Wu Man joined for two works, Qu Wenjun’s Soul of the Loess Plateau (1994), essentially a fourmovement suite for pipa and orchestra, and Cheng Kuang-Chih’s Yao-Ji, a double concerto for erhu and pipa. The Loess Plateau is the composer’s homeland, a region sitting above a loop of the Yellow River in central China. With two movements entitled “Parting is Difficult” and “Homesickness,” the work has a pensive moodiness about it typified by the pipa’s initial entry, spinning an aching melody over a bed of shimmering tremolos in the orchestra.

Wu is a fascinating musician to watch, the perfect blend of relaxed communion and artistic tension. A consummate virtuoso, her right hand is scarcely ever still as it plucks busily at the strings towards the base of the instrument, while her agile fingers fly over the fret board, pausing at times to create that pronounced vibrato that is a typical ingredient of the pipa sound. At other times, she possesses a rare quality that reaches out to an audience and draws it into her otherwise private imaginative sound world.

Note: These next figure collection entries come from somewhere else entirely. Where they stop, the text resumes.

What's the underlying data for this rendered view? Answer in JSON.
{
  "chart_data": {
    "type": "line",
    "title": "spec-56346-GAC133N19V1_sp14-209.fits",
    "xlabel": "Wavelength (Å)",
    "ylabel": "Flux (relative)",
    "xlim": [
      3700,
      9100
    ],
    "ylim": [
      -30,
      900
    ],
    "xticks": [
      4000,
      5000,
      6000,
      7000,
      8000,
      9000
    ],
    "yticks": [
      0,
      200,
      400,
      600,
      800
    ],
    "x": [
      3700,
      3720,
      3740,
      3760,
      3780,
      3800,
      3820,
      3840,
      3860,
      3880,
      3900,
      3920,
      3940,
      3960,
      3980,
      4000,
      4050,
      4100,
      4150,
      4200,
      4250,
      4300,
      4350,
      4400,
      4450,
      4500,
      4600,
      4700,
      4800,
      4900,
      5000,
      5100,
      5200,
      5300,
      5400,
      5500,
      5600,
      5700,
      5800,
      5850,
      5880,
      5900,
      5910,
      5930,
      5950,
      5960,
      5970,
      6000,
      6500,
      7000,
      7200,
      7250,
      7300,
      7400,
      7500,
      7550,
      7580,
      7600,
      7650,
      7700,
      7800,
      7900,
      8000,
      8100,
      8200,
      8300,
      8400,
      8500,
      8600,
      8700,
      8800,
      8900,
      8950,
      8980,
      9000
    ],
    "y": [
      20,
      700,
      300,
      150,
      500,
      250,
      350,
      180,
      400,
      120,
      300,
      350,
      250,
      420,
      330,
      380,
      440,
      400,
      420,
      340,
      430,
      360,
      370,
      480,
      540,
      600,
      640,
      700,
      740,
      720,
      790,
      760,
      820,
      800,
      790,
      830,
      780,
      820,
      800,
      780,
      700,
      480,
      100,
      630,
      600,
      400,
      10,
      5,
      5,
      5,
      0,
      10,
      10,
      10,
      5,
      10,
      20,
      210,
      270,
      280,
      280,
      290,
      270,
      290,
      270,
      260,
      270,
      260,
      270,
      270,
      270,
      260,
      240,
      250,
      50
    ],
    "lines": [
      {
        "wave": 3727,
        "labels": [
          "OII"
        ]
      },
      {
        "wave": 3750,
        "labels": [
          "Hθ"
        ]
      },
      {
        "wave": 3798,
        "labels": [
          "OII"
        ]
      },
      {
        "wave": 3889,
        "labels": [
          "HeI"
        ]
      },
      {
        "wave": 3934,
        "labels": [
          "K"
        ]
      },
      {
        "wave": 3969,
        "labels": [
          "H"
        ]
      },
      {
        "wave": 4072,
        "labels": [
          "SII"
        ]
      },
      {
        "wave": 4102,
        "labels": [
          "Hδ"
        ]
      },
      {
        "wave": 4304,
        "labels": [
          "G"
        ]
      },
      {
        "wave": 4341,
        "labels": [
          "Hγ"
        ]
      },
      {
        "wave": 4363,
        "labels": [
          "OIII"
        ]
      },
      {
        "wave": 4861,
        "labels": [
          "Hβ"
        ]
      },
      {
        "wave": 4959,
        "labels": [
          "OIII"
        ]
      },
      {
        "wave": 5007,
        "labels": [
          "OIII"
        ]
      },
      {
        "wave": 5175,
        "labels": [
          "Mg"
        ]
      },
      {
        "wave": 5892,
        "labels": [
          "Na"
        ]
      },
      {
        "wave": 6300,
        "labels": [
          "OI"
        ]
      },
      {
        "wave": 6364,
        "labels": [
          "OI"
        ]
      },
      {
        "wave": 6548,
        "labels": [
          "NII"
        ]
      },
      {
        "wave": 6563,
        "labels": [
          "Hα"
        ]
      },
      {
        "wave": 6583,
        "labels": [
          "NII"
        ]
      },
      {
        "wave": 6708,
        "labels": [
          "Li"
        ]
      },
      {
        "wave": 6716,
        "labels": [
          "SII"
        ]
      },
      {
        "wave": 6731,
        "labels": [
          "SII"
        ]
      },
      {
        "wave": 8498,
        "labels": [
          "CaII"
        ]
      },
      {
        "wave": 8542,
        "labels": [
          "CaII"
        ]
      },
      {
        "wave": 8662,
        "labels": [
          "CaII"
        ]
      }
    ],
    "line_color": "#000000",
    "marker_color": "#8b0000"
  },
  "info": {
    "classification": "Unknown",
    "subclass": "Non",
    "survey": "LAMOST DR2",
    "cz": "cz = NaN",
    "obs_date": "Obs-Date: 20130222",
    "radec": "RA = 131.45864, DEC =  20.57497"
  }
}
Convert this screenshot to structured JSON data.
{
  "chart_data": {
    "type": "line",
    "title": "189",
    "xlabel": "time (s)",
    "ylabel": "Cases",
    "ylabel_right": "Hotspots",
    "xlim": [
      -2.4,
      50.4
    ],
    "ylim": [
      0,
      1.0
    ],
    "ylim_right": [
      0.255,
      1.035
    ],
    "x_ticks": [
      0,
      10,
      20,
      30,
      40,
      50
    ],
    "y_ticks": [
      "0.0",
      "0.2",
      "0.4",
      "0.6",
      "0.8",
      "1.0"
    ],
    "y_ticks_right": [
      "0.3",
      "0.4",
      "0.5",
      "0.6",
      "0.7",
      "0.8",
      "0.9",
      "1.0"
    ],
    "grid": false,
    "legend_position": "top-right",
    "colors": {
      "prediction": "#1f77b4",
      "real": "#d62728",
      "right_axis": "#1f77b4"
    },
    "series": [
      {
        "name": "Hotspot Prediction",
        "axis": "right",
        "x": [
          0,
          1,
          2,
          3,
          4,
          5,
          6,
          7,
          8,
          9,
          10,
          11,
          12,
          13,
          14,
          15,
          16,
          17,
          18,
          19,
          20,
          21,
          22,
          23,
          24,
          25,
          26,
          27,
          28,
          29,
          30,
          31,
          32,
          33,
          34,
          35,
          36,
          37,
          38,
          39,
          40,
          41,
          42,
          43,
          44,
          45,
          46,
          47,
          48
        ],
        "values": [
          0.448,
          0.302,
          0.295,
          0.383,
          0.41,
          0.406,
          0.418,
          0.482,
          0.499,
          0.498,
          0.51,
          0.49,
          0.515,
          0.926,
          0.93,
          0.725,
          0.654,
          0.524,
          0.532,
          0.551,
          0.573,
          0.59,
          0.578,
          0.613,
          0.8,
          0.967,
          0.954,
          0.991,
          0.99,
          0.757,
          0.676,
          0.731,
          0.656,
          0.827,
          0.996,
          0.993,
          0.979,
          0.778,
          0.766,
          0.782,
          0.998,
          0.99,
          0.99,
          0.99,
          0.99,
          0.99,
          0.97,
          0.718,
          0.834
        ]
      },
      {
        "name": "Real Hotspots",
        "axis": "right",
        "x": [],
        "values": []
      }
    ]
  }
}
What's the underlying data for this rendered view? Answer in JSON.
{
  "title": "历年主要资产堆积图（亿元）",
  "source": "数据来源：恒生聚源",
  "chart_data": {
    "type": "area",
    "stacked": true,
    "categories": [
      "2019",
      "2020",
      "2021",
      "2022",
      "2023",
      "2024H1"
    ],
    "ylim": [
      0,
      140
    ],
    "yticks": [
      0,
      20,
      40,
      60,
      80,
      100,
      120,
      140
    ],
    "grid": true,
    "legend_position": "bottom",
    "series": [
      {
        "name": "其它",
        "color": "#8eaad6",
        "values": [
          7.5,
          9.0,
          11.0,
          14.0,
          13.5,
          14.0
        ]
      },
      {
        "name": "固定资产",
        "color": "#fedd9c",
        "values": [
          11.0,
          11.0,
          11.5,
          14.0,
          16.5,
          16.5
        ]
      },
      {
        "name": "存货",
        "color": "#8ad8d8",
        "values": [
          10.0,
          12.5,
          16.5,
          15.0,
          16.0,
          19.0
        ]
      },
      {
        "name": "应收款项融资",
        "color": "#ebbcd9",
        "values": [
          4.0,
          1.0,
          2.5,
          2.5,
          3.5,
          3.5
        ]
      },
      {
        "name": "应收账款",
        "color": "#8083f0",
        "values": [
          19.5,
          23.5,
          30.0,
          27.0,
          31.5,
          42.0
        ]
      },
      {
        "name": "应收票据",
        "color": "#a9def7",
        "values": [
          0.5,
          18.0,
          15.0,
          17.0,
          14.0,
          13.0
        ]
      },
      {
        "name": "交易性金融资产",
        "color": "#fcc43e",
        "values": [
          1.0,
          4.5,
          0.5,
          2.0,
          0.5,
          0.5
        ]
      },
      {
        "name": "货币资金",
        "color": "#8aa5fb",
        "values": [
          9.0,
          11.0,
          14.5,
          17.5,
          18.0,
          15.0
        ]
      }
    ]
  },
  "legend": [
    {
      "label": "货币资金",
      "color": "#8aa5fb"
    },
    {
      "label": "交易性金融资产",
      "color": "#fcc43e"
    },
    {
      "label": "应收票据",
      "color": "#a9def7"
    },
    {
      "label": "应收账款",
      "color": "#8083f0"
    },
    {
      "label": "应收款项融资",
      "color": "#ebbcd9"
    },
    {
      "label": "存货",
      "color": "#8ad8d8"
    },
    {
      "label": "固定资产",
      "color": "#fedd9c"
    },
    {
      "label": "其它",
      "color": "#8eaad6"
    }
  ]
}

In the livelier sections – notably the third movement “Joy of the Loess” – she let the pipa slip onto a slight angle, the impression being closer to that of playing a modern guitar. The work may be rooted in easily-grasped folk tunes, but there was little simplistic in her dazzling flights of fantasy. There was plenty of vigor in the double concerto as well, the outer movements of which depict aspects of the mythical story of Yao-Ji, an ancient Chinese deity who brings beauty and intelligence to women who consume the particular herb into which she was legendarily transformed after her death.

Here, Wu was joined by the passionate and focused Wang Ming-Yu on erhu, the two enjoying an obvious rapport as they passed a succession of themes back and forth between them. A soft-toned instrument, the erhu blends well with the pipa in duet, but is more inclined to become submerged in the orchestral texture since it lacks its fellow’s percussive edge and cut-through. The gorgeous double cadenza, however, that leads from the semi-improvisatory slow movement into the concerto’s final presto was quite magical.

The second half of the program comprised a single work: Sun Guanjun’s arrangement for Chinese orchestra of Bao Yuankai’s Sketches of Taiwan, an eight-movement concerto for orchestra, originally written for Taiwan’s traditional Western outfit in 1999. It’s an exquisitely crafted, highly colorful suite in which no single movement ever outstays its welcome. Again, cinematic in scope, this is music that is grounded in popular melody and never loses sight of its aim to entertain.

With movements depicting a sunrise on Jade Mountain (the highest peak in North-East Asia), historical battles, children’s’ games and aboriginal Taiwanese festivals, there was plenty for the orchestra to get its teeth into and it didn’t disappoint. But perhaps it was the low-key movements that impressed the most including a tender cello solo expressing the pain of exile in the “Homesick for Hengchun” movement and wistful exchanges between sheng and flute in “Atayal Love Song,” a delicate movement depicting the graceful courtship rituals of the Taiwanese Atyal tribe.

The high-octane first encore – Bao Yuankai’s Gao Shan Ching – drew a cry of delight from the Chinese contingent in the audience and had several of them clapping along. Even better was a unique reading of Bernstein’s Candide Overture, and one that had a darn sight more zip to it than some I’ve heard this centenary year.